L’incarnation du Verbe divin en Jésus est donc pour saint Jean le point de départ de son évangile et le fait central de l’histoire religieuse de l’humanité. Mais comment se représente-t-il cette incarnation ? Est-elle à ses yeux un véritable abaissement, un dépouillement de ses attributs divins ? Dans son Histoire de la théologie apostolique, M. Reuss soutient nettement le contraire. Voici ce qu’il dit : « Dans la théologie johannique l’incarnation du Verbe et tout ce qui se rattache à son passage sur la terre n’est point un abaissement. Le Verbe n’est point descendu (sauf le sens purement local de ce mot) à une existence qui l’aurait privé de sa dignité, il n’est point privé de quoi que ce soit relativement à sa divinité. En un mot, il n’est pas le moins du monde question de ce que la théologie de l’Église a appelé le status inanitionis du Sauveur. Son existence terrestre et corporelle n’est point opposée à son existence céleste et spirituelle, elle n’est par rapport à cette dernière que quelque chose d’accessoire. Le Christ sur cette terre est dans un rapport ininterrompu avec le ciel qui est toujours ouvert pour lui (Jean 1.52), il est en possession de la plénitude de sa gloire comme de la grâce et de la vérité (Jean 1.14) ; en un mot tout ce que nous avons dit jusqu’ici sur la nature, les conditions et le but de l’incarnation exclut jusqu’à l’idée d’un état d’inanitionis, d’une kénosis » (Histoire de la théologie apostolique, t. II, p.365). »
Nous avons d’autant plus tenu à citer textuellement les paroles de M. Reuss qu’elles répondent à l’une des impressions premières que nous a fait éprouver la lecture attentive du quatrième évangile. Oui, nous reconnaissons que l’apôtre Jean met surtout en saillie dans la personne de Jésus la Parole faite chair, le Fils de Dieu venu d’auprès du Père, dont les disciples ont vu la gloire et qui manifeste cette gloire par ses œuvres et par ses paroles. Mais nous ne pouvons oublier non plus que c’est ce même saint Jean qui nous fait dans sa biographie du Christ le tableau le plus vivant des souffrances et des humiliations de son héros, qui nous le montre fatigué du chemin auprès du puits de Jacob, pleurant et frémissant auprès du tombeau de Lazare, lavant les pieds des disciples, souffleté et insulté devant ses juges.
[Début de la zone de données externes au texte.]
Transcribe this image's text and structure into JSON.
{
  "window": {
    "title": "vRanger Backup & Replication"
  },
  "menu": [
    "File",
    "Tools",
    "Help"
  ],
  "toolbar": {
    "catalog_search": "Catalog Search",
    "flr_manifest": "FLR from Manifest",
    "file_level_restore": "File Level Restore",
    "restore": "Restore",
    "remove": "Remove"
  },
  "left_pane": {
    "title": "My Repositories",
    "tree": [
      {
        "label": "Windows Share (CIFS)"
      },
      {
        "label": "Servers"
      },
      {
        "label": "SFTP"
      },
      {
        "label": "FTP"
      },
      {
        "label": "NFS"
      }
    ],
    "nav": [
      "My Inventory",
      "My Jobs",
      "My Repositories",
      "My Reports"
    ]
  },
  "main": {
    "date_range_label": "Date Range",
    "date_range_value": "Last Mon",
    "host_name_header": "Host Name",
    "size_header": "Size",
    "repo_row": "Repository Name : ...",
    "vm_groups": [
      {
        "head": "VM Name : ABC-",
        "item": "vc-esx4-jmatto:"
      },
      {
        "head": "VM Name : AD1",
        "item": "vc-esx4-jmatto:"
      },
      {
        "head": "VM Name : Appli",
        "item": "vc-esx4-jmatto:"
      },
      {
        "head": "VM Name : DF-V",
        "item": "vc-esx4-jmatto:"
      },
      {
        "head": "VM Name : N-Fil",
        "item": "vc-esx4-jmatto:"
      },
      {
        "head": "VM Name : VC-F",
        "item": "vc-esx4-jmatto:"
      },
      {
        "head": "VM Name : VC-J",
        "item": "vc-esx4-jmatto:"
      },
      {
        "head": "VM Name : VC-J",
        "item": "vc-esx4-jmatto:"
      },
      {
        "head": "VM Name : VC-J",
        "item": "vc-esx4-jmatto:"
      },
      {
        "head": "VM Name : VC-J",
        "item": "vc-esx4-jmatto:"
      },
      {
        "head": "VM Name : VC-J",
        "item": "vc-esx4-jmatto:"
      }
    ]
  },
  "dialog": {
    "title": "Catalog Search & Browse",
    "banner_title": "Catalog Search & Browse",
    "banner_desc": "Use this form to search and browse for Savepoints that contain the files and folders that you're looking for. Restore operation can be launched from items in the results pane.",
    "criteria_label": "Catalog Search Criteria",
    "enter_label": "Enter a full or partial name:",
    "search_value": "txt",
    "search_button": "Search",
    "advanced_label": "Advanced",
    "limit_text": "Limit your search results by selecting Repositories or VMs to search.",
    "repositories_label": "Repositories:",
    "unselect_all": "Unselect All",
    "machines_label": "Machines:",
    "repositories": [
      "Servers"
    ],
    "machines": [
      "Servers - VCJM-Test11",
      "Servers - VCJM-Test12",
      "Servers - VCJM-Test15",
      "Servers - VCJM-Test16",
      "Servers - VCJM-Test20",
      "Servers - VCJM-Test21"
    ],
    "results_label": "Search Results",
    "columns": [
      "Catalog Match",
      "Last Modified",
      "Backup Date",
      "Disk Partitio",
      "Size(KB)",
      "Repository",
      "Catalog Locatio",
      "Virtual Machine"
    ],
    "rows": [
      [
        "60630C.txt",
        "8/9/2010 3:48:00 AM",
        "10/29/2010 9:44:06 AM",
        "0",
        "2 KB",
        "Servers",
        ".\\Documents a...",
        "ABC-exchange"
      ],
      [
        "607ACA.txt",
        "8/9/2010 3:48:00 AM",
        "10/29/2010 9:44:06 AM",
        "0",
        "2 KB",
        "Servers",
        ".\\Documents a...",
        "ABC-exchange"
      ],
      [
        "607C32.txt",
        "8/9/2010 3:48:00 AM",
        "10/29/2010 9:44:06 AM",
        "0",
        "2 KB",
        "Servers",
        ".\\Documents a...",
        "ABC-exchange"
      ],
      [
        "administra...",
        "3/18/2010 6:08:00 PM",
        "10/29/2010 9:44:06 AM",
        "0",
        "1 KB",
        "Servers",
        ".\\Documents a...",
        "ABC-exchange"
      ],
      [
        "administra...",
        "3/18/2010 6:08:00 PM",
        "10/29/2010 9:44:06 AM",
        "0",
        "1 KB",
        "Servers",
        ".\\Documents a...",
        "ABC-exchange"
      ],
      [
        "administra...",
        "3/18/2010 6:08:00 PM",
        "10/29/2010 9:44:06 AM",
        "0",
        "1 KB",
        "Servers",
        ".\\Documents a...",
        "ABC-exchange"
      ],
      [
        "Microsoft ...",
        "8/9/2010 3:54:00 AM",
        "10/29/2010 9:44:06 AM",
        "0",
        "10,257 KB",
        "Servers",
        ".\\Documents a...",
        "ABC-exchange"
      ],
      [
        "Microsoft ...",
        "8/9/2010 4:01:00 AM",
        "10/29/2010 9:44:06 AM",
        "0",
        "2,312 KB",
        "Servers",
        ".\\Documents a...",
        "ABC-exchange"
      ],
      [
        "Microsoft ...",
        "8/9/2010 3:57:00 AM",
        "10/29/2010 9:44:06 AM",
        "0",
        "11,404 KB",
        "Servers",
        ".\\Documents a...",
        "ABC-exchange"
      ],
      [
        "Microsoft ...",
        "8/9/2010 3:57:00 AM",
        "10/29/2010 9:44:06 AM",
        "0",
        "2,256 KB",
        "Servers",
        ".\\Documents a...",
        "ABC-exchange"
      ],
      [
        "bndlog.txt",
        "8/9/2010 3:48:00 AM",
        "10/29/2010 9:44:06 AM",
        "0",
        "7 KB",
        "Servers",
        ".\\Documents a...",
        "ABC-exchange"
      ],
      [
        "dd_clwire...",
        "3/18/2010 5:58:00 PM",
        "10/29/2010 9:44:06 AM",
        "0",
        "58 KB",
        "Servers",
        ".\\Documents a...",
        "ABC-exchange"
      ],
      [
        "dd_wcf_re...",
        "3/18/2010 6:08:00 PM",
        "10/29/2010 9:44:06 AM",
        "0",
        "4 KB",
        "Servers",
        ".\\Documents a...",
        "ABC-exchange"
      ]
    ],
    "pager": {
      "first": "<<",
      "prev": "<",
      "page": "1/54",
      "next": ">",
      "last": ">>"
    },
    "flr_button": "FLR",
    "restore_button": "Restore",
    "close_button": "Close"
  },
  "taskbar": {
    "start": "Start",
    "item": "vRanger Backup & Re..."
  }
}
Comment un tel personnage pourrait-il jouir dans ce moment de la plénitude de gloire qu’il avait auprès de son Père, comme l’affirme notre théologien ? Rappelons-nous d’ailleurs de quelle manière dans le quatrième évangile Jésus parle de sa mort imminente ; ce n’est pas avec indifférence ou avec impassibilité qu’il l’envisage, c’est avec un sentiment de trouble et d’effroi : « Maintenant, dit-il, mon âme est troublée, et que dirai-je ? Père, délivre-moi de cette heure, mais c’est pour cela que je suis venu à cette heure-là » (Jean 12.27). Sans doute cette mort et pour lui un moyen de glorification, la condition même d’une gloire plus haute (Jean 12.23 ; 13.31) ; mais elle n’en demeure pas moins une grand épreuve, le dernier degré de son abaissement. Quoiqu’il en soit, rien ne peut diminuer la force probante des paroles que nous avons déjà citées et par lesquelles le Christ demande à son Père de « glorifier son Fils de la gloire qu’il possédait auprès de lui avant que le monde fût » (Jean 17.5), et de cette autre déclaration qui n’est pas moins explicite : « Vous avez entendu que je vous ai dit : je m’en vais, et je viens à vous. Si vous m’aimiez, vous vous réjouiriez de ce que je vais vers le Père, parce que mon Père est plus grand que moi » (Jean 14.28). — Nous sommes donc fondés à croire que, malgré certaines oscillations de sa pensée qui tiennent au point de vue métaphysique où il s’est placé dès l’abord et au but qu’il poursuit, l’auteur du quatrième évangile voit dans l’incarnation du Logos un abaissement, un dépouillement et dans le Christ le Fils éternel de Dieu devenu le Fils de l’homme pour notre salut.